Had Lord Landry simply not known because he’d been…
indisposed? If St. John had seen Lord Landry go into that room, which she now knew he had, then he likely also saw Winsome enter the retiring room.
Perhaps he’d seen the situation and thought how he might use it to his advantage.
“St. John,” Lady Edith said. “I do not like that fellow. Smarmy, for one thing. For another, I don’t trust him and I’ve got very good instincts. I look at a person and I know what I’m looking at. He’s got to be at the bottom of it.”
“St. John, though?” Lord Landry said. “Why would he do it?”
“Perhaps he is angry that Lord Manderbey has not paid his debt to him?” Winsome said. “Perhaps he noted that Lord Manderbey…paid me certain attentions?

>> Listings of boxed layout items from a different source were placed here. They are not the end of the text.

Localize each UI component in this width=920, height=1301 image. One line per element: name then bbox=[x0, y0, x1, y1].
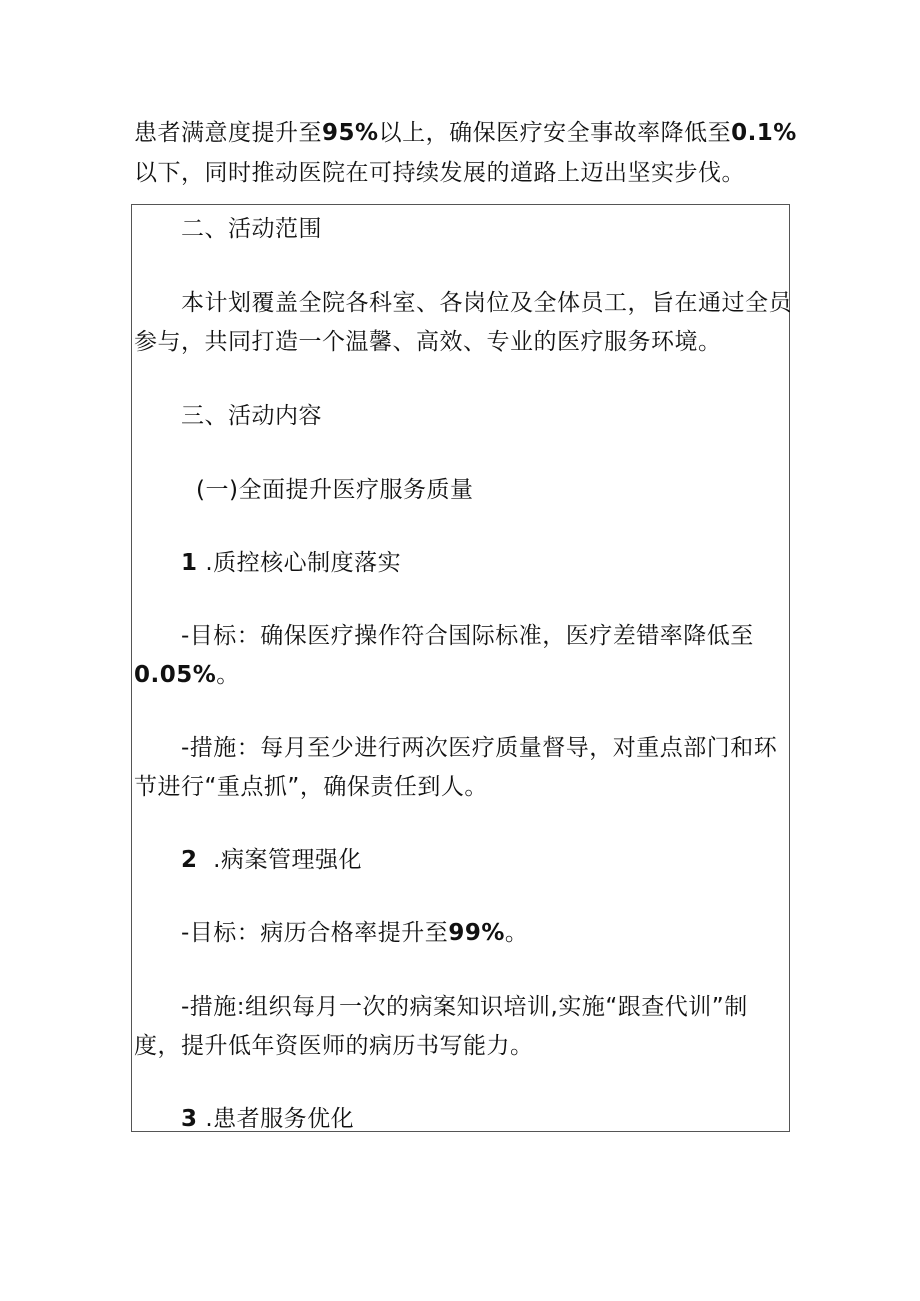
intro-text-a: 患者满意度提升至 bbox=[134, 120, 322, 146]
item-3-title bbox=[181, 1104, 354, 1134]
content-heading: 三、活动内容 bbox=[181, 403, 322, 429]
item-2-goal-end: 。 bbox=[504, 920, 529, 946]
item-1-number: 1 bbox=[181, 550, 198, 576]
intro-line-1 bbox=[134, 118, 797, 148]
item-1-title-text: .质控核心制度落实 bbox=[205, 550, 402, 576]
scope-body-line-1: 本计划覆盖全院各科室、各岗位及全体员工，旨在通过全员 bbox=[181, 290, 792, 316]
accident-rate: 0.1% bbox=[731, 120, 797, 146]
sub-heading-quality: (一)全面提升医疗服务质量 bbox=[196, 477, 474, 503]
item-1-goal-end: 。 bbox=[216, 662, 240, 688]
record-pass-rate: 99% bbox=[448, 920, 505, 946]
satisfaction-rate: 95% bbox=[322, 120, 379, 146]
scope-heading: 二、活动范围 bbox=[181, 216, 322, 242]
error-rate-target: 0.05% bbox=[134, 662, 217, 688]
item-2-measure-line-1: -措施:组织每月一次的病案知识培训,实施“跟查代训”制 bbox=[181, 994, 748, 1020]
item-1-measure-line-1: -措施：每月至少进行两次医疗质量督导，对重点部门和环 bbox=[181, 735, 778, 761]
item-2-title-text: .病案管理强化 bbox=[213, 847, 362, 873]
item-1-measure-line-2: 节进行“重点抓”，确保责任到人。 bbox=[134, 774, 488, 800]
item-1-goal-line-2 bbox=[134, 660, 240, 690]
item-2-measure-line-2: 度，提升低年资医师的病历书写能力。 bbox=[134, 1033, 534, 1059]
intro-text-b: 以上，确保医疗安全事故率降低至 bbox=[378, 120, 732, 146]
item-2-title bbox=[181, 845, 362, 875]
item-2-goal-text: -目标：病历合格率提升至 bbox=[181, 920, 449, 946]
item-3-number: 3 bbox=[181, 1106, 198, 1132]
item-1-title bbox=[181, 548, 401, 578]
item-2-number: 2 bbox=[181, 847, 198, 873]
item-1-goal-line-1: -目标：确保医疗操作符合国际标准，医疗差错率降低至 bbox=[181, 623, 754, 649]
intro-line-2: 以下，同时推动医院在可持续发展的道路上迈出坚实步伐。 bbox=[134, 160, 745, 186]
scope-body-line-2: 参与，共同打造一个温馨、高效、专业的医疗服务环境。 bbox=[134, 329, 722, 355]
item-3-title-text: .患者服务优化 bbox=[205, 1106, 355, 1132]
item-2-goal bbox=[181, 918, 528, 948]
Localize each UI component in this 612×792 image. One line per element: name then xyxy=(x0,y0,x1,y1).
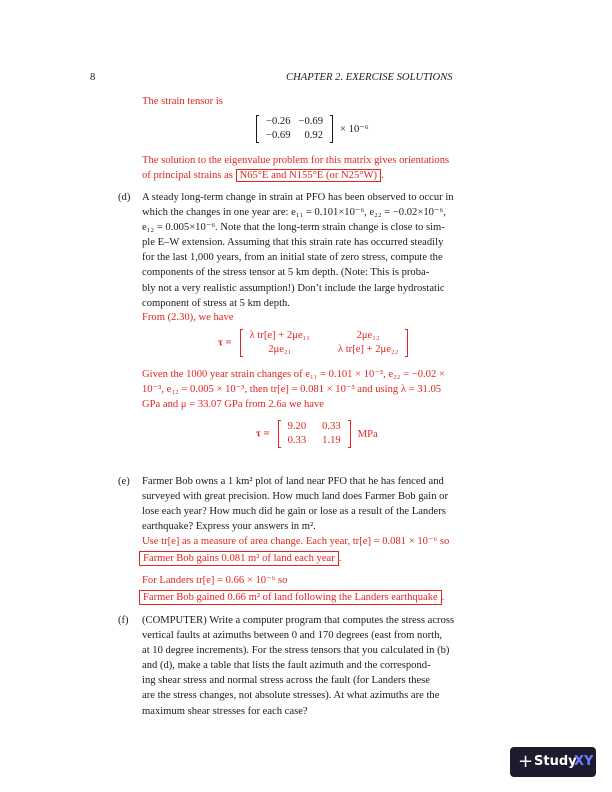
studyxy-logo xyxy=(510,747,596,777)
farmer-bob-yearly-box: Farmer Bob gains 0.081 m² of land each year xyxy=(139,551,339,566)
part-d-label: (d) xyxy=(118,192,131,203)
chapter-title: CHAPTER 2. EXERCISE SOLUTIONS xyxy=(286,72,453,83)
text-line: maximum shear stresses for each case? xyxy=(142,705,308,717)
result-cell: 9.20 xyxy=(287,421,307,432)
answer-box-1: Farmer Bob gains 0.081 m² of land each year . xyxy=(139,551,341,566)
text-line: A steady long-term change in strain at PFO has been observed to occur in xyxy=(142,192,454,203)
result-cell: 1.19 xyxy=(322,435,341,446)
text-line: Given the 1000 year strain changes of e₁₁ = 0.101 × 10⁻³, e₂₂ = −0.02 × xyxy=(142,369,445,380)
solution-boxed: N65°E and N155°E (or N25°W) xyxy=(236,169,381,182)
farmer-bob-landers-box: Farmer Bob gained 0.66 m² of land following the Landers earthquake xyxy=(139,590,442,605)
text-line: 10⁻³, e₁₂ = 0.005 × 10⁻³, then tr[e] = 0.081 × 10⁻³ and using λ = 31.05 xyxy=(142,384,442,396)
logo-text-study: Study xyxy=(534,754,577,769)
part-e-label: (e) xyxy=(118,476,130,487)
text-line: for the last 1,000 years, from an initial state of zero stress, compute the xyxy=(142,252,443,264)
strain-cell: −0.69 xyxy=(266,130,291,141)
text-line: at 10 degree increments). For the stress tensors that you calculated in (b) xyxy=(142,645,450,657)
result-label: τ = xyxy=(256,428,270,440)
text-line: and (d), make a table that lists the fault azimuth and the correspond- xyxy=(142,660,431,672)
from-text: From (2.30), we have xyxy=(142,312,234,323)
text-line: components of the stress tensor at 5 km depth. (Note: This is proba- xyxy=(142,267,430,279)
part-e-text xyxy=(142,474,448,534)
given-text xyxy=(142,367,445,412)
part-f-label: (f) xyxy=(118,615,129,626)
strain-intro: The strain tensor is xyxy=(142,96,223,107)
answer-box-2: Farmer Bob gained 0.66 m² of land following the Landers earthquake . xyxy=(139,590,444,605)
text-line: vertical faults at azimuths between 0 and 170 degrees (east from north, xyxy=(142,630,443,642)
tau-cell: λ tr[e] + 2μe₁₁ xyxy=(249,330,310,341)
text-line: (COMPUTER) Write a computer program that computes the stress across xyxy=(142,615,455,626)
result-equation xyxy=(256,420,378,448)
tau-cell: 2μe₁₂ xyxy=(356,330,380,341)
logo-text-xy: XY xyxy=(574,754,594,769)
strain-cell: −0.69 xyxy=(298,116,324,127)
text-line: Farmer Bob owns a 1 km² plot of land near PFO that he has fenced and xyxy=(142,476,444,487)
text-line: earthquake? Express your answers in m². xyxy=(142,521,316,533)
text-line: lose each year? How much did he gain or lose as a result of the Landers xyxy=(142,506,446,518)
text-line: are the stress changes, not absolute stresses). At what azimuths are the xyxy=(142,690,440,702)
strain-scale: × 10⁻⁶ xyxy=(340,123,369,135)
tau-cell: 2μe₂₁ xyxy=(268,344,292,355)
answer-line-1: Use tr[e] as a measure of area change. Each year, tr[e] = 0.081 × 10⁻⁶ so xyxy=(142,536,450,547)
text-line: ing shear stress and normal stress across the fault (for Landers these xyxy=(142,675,431,687)
landers-line: For Landers tr[e] = 0.66 × 10⁻⁶ so xyxy=(142,575,288,586)
part-f-text xyxy=(142,613,454,719)
solution-line-1: The solution to the eigenvalue problem for this matrix gives orientations xyxy=(142,155,450,166)
result-cell: 0.33 xyxy=(287,435,307,446)
text-line: GPa and μ = 33.07 GPa from 2.6a we have xyxy=(142,399,324,411)
strain-cell: 0.92 xyxy=(304,130,324,141)
result-cell: 0.33 xyxy=(322,421,341,432)
part-d-text xyxy=(142,190,454,311)
text-line: e₁₂ = 0.005×10⁻⁶. Note that the long-term strain change is close to sim- xyxy=(142,222,445,234)
tau-label: τ = xyxy=(218,337,232,349)
strain-matrix xyxy=(256,115,369,143)
text-line: component of stress at 5 km depth. xyxy=(142,297,290,309)
result-unit: MPa xyxy=(357,428,378,440)
page-number: 8 xyxy=(90,72,96,83)
text-line: surveyed with great precision. How much land does Farmer Bob gain or xyxy=(142,491,448,503)
plus-icon: + xyxy=(518,751,534,772)
strain-solution xyxy=(142,153,449,183)
text-line: bly not a very realistic assumption!) Don’t include the large hydrostatic xyxy=(142,282,445,294)
text-line: which the changes in one year are: e₁₁ = 0.101×10⁻⁶, e₂₂ = −0.02×10⁻⁶, xyxy=(142,207,446,219)
strain-cell: −0.26 xyxy=(266,116,291,127)
tau-cell: λ tr[e] + 2μe₂₂ xyxy=(337,344,399,355)
text-line: ple E–W extension. Assuming that this strain rate has occurred steadily xyxy=(142,237,444,249)
tau-equation xyxy=(218,329,408,357)
solution-line-2: of principal strains as N65°E and N155°E (or N25°W) . xyxy=(142,170,384,182)
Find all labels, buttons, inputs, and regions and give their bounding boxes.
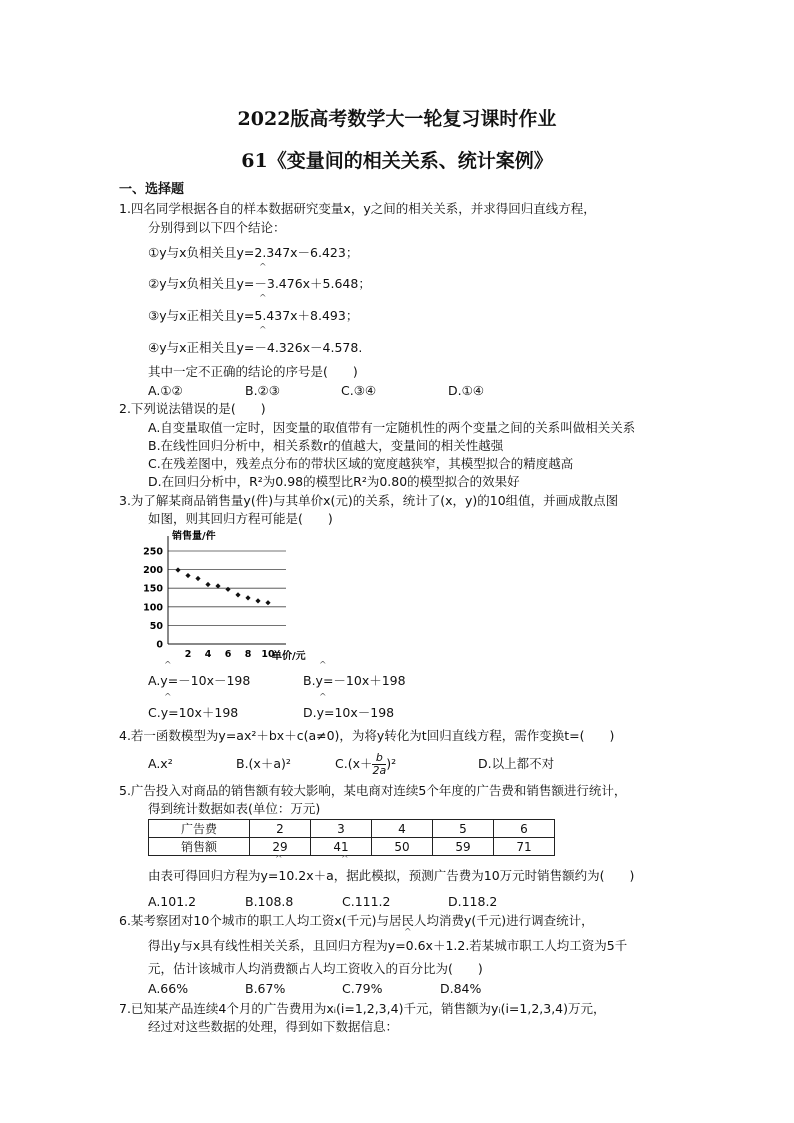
- table-row: [149, 820, 555, 838]
- hat-mark: ^: [319, 661, 327, 671]
- q3-stem-line1: 3.为了解某商品销售量y(件)与其单价x(元)的关系，统计了(x，y)的10组值，并画成散点图: [119, 493, 619, 508]
- y-tick-label: 250: [143, 546, 163, 558]
- y-tick-label: 150: [143, 583, 163, 595]
- table-cell: 2: [250, 820, 311, 838]
- q6-option-b: B.67%: [245, 981, 286, 996]
- hat-mark: ^: [259, 326, 267, 336]
- q4-stem: 4.若一函数模型为y=ax²＋bx＋c(a≠0)，为将y转化为t回归直线方程，需作变换t=( ): [119, 728, 615, 743]
- q1-option-b: B.②③: [245, 383, 280, 398]
- hat-mark: ^: [341, 855, 349, 865]
- x-tick-label: 10: [261, 649, 275, 660]
- data-point: [235, 592, 240, 597]
- q4-option-a: A.x²: [148, 756, 173, 771]
- q2-option-a: A.自变量取值一定时，因变量的取值带有一定随机性的两个变量之间的关系叫做相关关系: [148, 420, 636, 435]
- y-axis-label: 销售量/件: [172, 531, 216, 542]
- data-point: [215, 583, 220, 588]
- q6-option-a: A.66%: [148, 981, 189, 996]
- q1-option-c: C.③④: [341, 383, 377, 398]
- data-point: [225, 587, 230, 592]
- q4-option-c-prefix: C.(x＋: [335, 756, 373, 771]
- x-tick-label: 4: [204, 649, 212, 660]
- q5-option-c: C.111.2: [342, 894, 391, 909]
- q1-conclusion-2: ②y与x负相关且y=－3.476x＋5.648；: [148, 276, 371, 291]
- hat-mark: ^: [259, 294, 267, 304]
- q6-stem-line1: 6.某考察团对10个城市的职工人均工资x(千元)与居民人均消费y(千元)进行调查统计，: [119, 913, 594, 928]
- q5-option-a: A.101.2: [148, 894, 197, 909]
- q5-option-d: D.118.2: [448, 894, 498, 909]
- data-point: [265, 600, 270, 605]
- q1-question: 其中一定不正确的结论的序号是( ): [148, 364, 358, 379]
- table-row: [149, 838, 555, 856]
- table-cell: 3: [311, 820, 372, 838]
- section-heading: 一、选择题: [119, 182, 185, 197]
- fraction-denominator: 2a: [372, 764, 387, 777]
- y-tick-label: 100: [143, 602, 163, 614]
- q2-stem: 2.下列说法错误的是( ): [119, 401, 266, 416]
- q1-stem-line1: 1.四名同学根据各自的样本数据研究变量x，y之间的相关关系，并求得回归直线方程，: [119, 201, 596, 216]
- q6-stem-line3: 元，估计该城市人均消费额占人均工资收入的百分比为( ): [148, 961, 483, 976]
- fraction-numerator: b: [372, 752, 386, 765]
- data-point: [175, 567, 180, 572]
- q4-option-c: [335, 748, 396, 780]
- data-point: [245, 595, 250, 600]
- table-cell: 71: [494, 838, 555, 856]
- x-axis-label: 单价/元: [272, 651, 306, 662]
- y-tick-label: 0: [156, 639, 163, 651]
- q4-option-b: B.(x＋a)²: [236, 756, 291, 771]
- q6-stem-line2: 得出y与x具有线性相关关系，且回归方程为y=0.6x＋1.2.若某城市职工人均工资为5千: [148, 938, 628, 953]
- table-cell: 50: [372, 838, 433, 856]
- data-point: [205, 582, 210, 587]
- x-tick-label: 6: [224, 649, 232, 660]
- q7-stem-line2: 经过对这些数据的处理，得到如下数据信息：: [148, 1019, 399, 1034]
- q4-option-c-suffix: )²: [386, 756, 397, 771]
- q1-conclusion-1: ①y与x负相关且y=2.347x－6.423；: [148, 245, 359, 260]
- q6-option-c: C.79%: [342, 981, 383, 996]
- scatter-chart: [140, 528, 330, 666]
- table-cell: 4: [372, 820, 433, 838]
- table-cell: 6: [494, 820, 555, 838]
- q7-stem-line1: 7.已知某产品连续4个月的广告费用为xᵢ(i=1,2,3,4)千元，销售额为yᵢ(i=1,2,3,4)万元，: [119, 1001, 606, 1016]
- q5-stem-line2: 得到统计数据如表(单位：万元): [148, 801, 321, 816]
- hat-mark: ^: [259, 263, 267, 273]
- q2-option-c: C.在残差图中，残差点分布的带状区域的宽度越狭窄，其模型拟合的精度越高: [148, 456, 574, 471]
- hat-mark: ^: [319, 693, 327, 703]
- hat-mark: ^: [164, 661, 172, 671]
- hat-mark: ^: [404, 928, 412, 938]
- q4-option-d: D.以上都不对: [478, 756, 555, 771]
- q3-stem-line2: 如图，则其回归方程可能是( ): [148, 511, 333, 526]
- table-cell: 59: [433, 838, 494, 856]
- data-point: [185, 573, 190, 578]
- x-tick-label: 2: [184, 649, 192, 660]
- q3-option-c: C.y=10x＋198: [148, 705, 239, 720]
- q3-option-d: D.y=10x－198: [303, 705, 395, 720]
- q1-stem-line2: 分别得到以下四个结论：: [148, 220, 286, 235]
- q6-option-d: D.84%: [440, 981, 482, 996]
- q3-option-a: A.y=－10x－198: [148, 673, 251, 688]
- fraction: [372, 752, 386, 777]
- table-row-label: 广告费: [149, 820, 250, 838]
- q2-option-d: D.在回归分析中，R²为0.98的模型比R²为0.80的模型拟合的效果好: [148, 474, 520, 489]
- q1-option-a: A.①②: [148, 383, 183, 398]
- table-cell: 41: [311, 838, 372, 856]
- q1-conclusion-3: ③y与x正相关且y=5.437x＋8.493；: [148, 308, 359, 323]
- q2-option-b: B.在线性回归分析中，相关系数r的值越大，变量间的相关性越强: [148, 438, 504, 453]
- document-subtitle: 61《变量间的相关关系、统计案例》: [241, 150, 553, 172]
- hat-mark: ^: [164, 693, 172, 703]
- y-tick-label: 50: [149, 620, 163, 632]
- data-point: [195, 576, 200, 581]
- table-row-label: 销售额: [149, 838, 250, 856]
- table-cell: 29: [250, 838, 311, 856]
- table-cell: 5: [433, 820, 494, 838]
- y-tick-label: 200: [143, 565, 163, 577]
- q3-option-b: B.y=－10x＋198: [303, 673, 406, 688]
- data-table: [148, 819, 555, 856]
- hat-mark: ^: [275, 855, 283, 865]
- q5-stem-line1: 5.广告投入对商品的销售额有较大影响，某电商对连续5个年度的广告费和销售额进行统计，: [119, 783, 627, 798]
- q5-question: 由表可得回归方程为y=10.2x＋a，据此模拟，预测广告费为10万元时销售额约为( ): [148, 868, 635, 883]
- q5-option-b: B.108.8: [245, 894, 294, 909]
- q1-conclusion-4: ④y与x正相关且y=－4.326x－4.578.: [148, 340, 363, 355]
- x-tick-label: 8: [244, 649, 252, 660]
- data-point: [255, 598, 260, 603]
- q1-option-d: D.①④: [448, 383, 485, 398]
- document-title: 2022版高考数学大一轮复习课时作业: [237, 108, 557, 130]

Perhaps he wished to stir up trouble for that reason?”
“But that cannot be,” Lord Landry said. “How could Manderbey owe St. John money when it is always St. John needing money from Manderbey?”
Winsome wrinkled her brow. “I do not understand,” she said. “I had thought Lord Manderbey had got himself in deep with gambling and Lord St. John was one of his creditors.”
“No, no, that cannot be right,” Lord Landry said.
“Manderbey is forever dunned by his relations. He jokes that they come out of the woodwork, trying to drain him dry. Now, I did think he’d informed all of them that are in the habit of gambling too much that he would no longer fund their debts.
Whatever the situation, Manderbey certainly does not owe them money. ”
Dunned by his relations? Not dunned by creditors? Was that why Lord Manderbey had laughed it off whenever she’d mentioned gambling? Is that why he’d never seemed embarrassed nor claimed to have any hope of the situation improving? It was never him? It was his relations like Lord St. John?
“So,” she said slowly, “Lord Manderbey does not have a gambling problem?”